TableLegs001 · 09/11/2025 20:45

We keep getting reminder emails for someone who has worked for 40 years and I have given a contribution but I suspect not many have as we are all getting the reminder email daily. As a previous poster noted since Covid it seems a couple of things have changed. Also cost of living is hitting so many. I personally think a gift card if about £50-100 is suitable and would hope people contribute. Good luck in the new role.

Bunnycat101 · 09/11/2025 20:45

Sadly I’ve learnt the hard way that employees are just a number. When you become too attached it hurts more when you’re treated badly. If you just see it as a transaction then you’re less likely to get hurt.

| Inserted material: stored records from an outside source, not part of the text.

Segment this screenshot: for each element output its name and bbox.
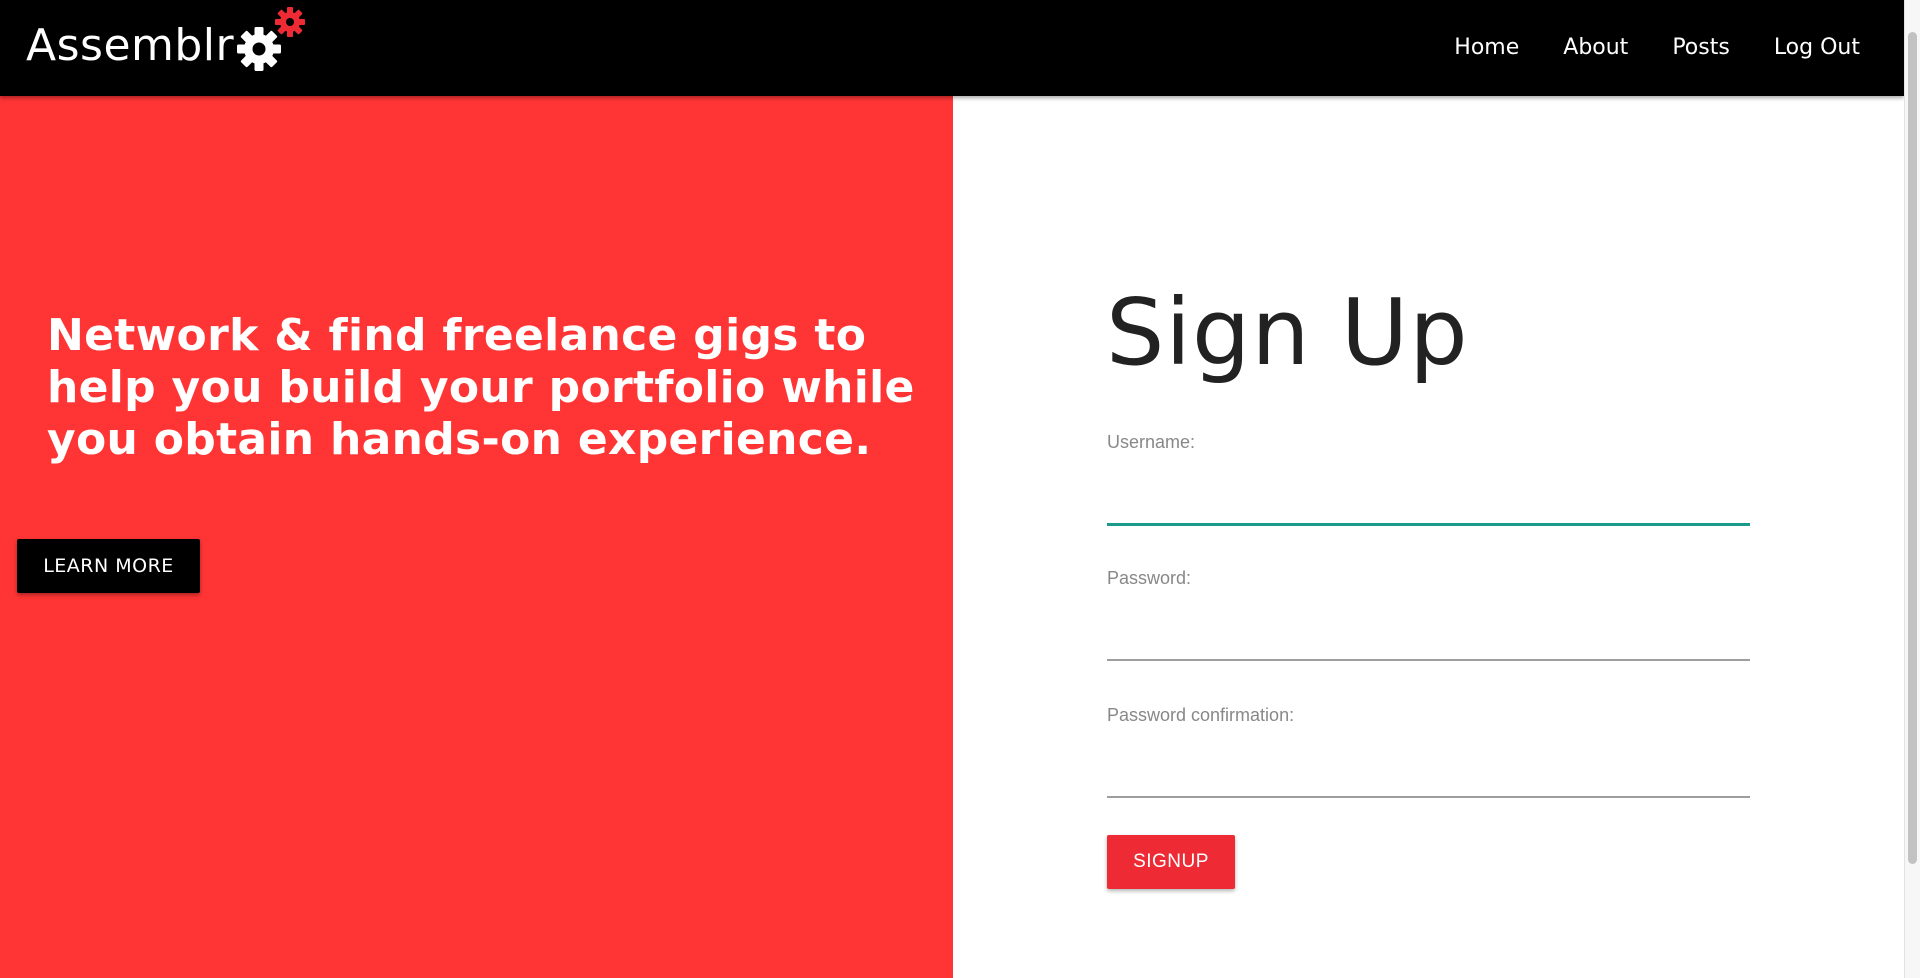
brand-gears <box>234 7 314 76</box>
nav-link-log-out[interactable]: Log Out <box>1752 0 1882 96</box>
password-confirmation-field[interactable] <box>1107 752 1750 798</box>
brand-logo[interactable]: Assemblr <box>26 7 314 76</box>
hero-panel: Network & find freelance gigs to help yo… <box>0 96 953 978</box>
navbar: Assemblr Home About Posts Log Out <box>0 0 1904 96</box>
password-confirmation-label: Password confirmation: <box>1107 705 1295 725</box>
scrollbar[interactable] <box>1904 0 1920 978</box>
signup-form: Sign Up Username: Password: Password con… <box>953 96 1904 978</box>
hero-headline: Network & find freelance gigs to help yo… <box>47 310 915 465</box>
page: Assemblr Home About Posts Log Out Networ… <box>0 0 1920 978</box>
nav-link-about[interactable]: About <box>1541 0 1650 96</box>
form-title: Sign Up <box>1106 279 1469 386</box>
password-field[interactable] <box>1107 615 1750 661</box>
learn-more-button[interactable]: LEARN MORE <box>17 539 200 593</box>
nav-link-home[interactable]: Home <box>1432 0 1541 96</box>
username-label: Username: <box>1107 432 1196 452</box>
scrollbar-thumb[interactable] <box>1908 32 1917 864</box>
password-label: Password: <box>1107 568 1192 588</box>
username-field[interactable] <box>1107 480 1750 526</box>
signup-button[interactable]: SIGNUP <box>1107 835 1235 889</box>
nav-link-posts[interactable]: Posts <box>1650 0 1752 96</box>
brand-name: Assemblr <box>26 20 235 71</box>
gear-icon <box>275 7 306 37</box>
nav-links: Home About Posts Log Out <box>1432 0 1882 96</box>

I actually really respected one of my directors when she admitted this at an away day. She was like ‘everyone always says they’ll stay in touch and never do so I don’t say it anymore. My colleagues are my colleague not my life long friends.’ Quite a few people were really shocked but I was like yup fair play.

BarbarasRhabarberba · 09/11/2025 20:50

AlexisP90 · 09/11/2025 20:38

This.

Honestly I dont blame youngsters now who move around jobs every few years. You are but a profit maker for the company. Until the economy starts to decline then you are a painful cost. At which point there will be no hesitation in getting rid of you.

A job is a job and sadly loyalty doesnt mean much to the majority of companies these days.

Work to live not live to work.

I wouldn’t say I’m a youngster - at the tail end of being a millennial - but it’s never occurred to me not to do this. Longest I’ve ever had a job is 3.5 years. Of course work is a transaction and you should play the game to make it work for you, not slog your guts out to make it better for your employer. But I’m a natural cynic and pessimist. I find this is actually a very helpful approach to life!

OooPourUsACupLove · 09/11/2025 20:56

Our company gives employee recognition gifts at each 5 year anniversary.

Which sounds lovely, right? And I don't want to be ungrateful, it is nice to get the gift.

But - the whole thing is automated. You get an autogenerated email with a standard message saying [company] congraulates you and thanks you for all that you do, and a link to chose your gift. Literally no human being is involved in the expression of the company's sincere gratitude to its employees.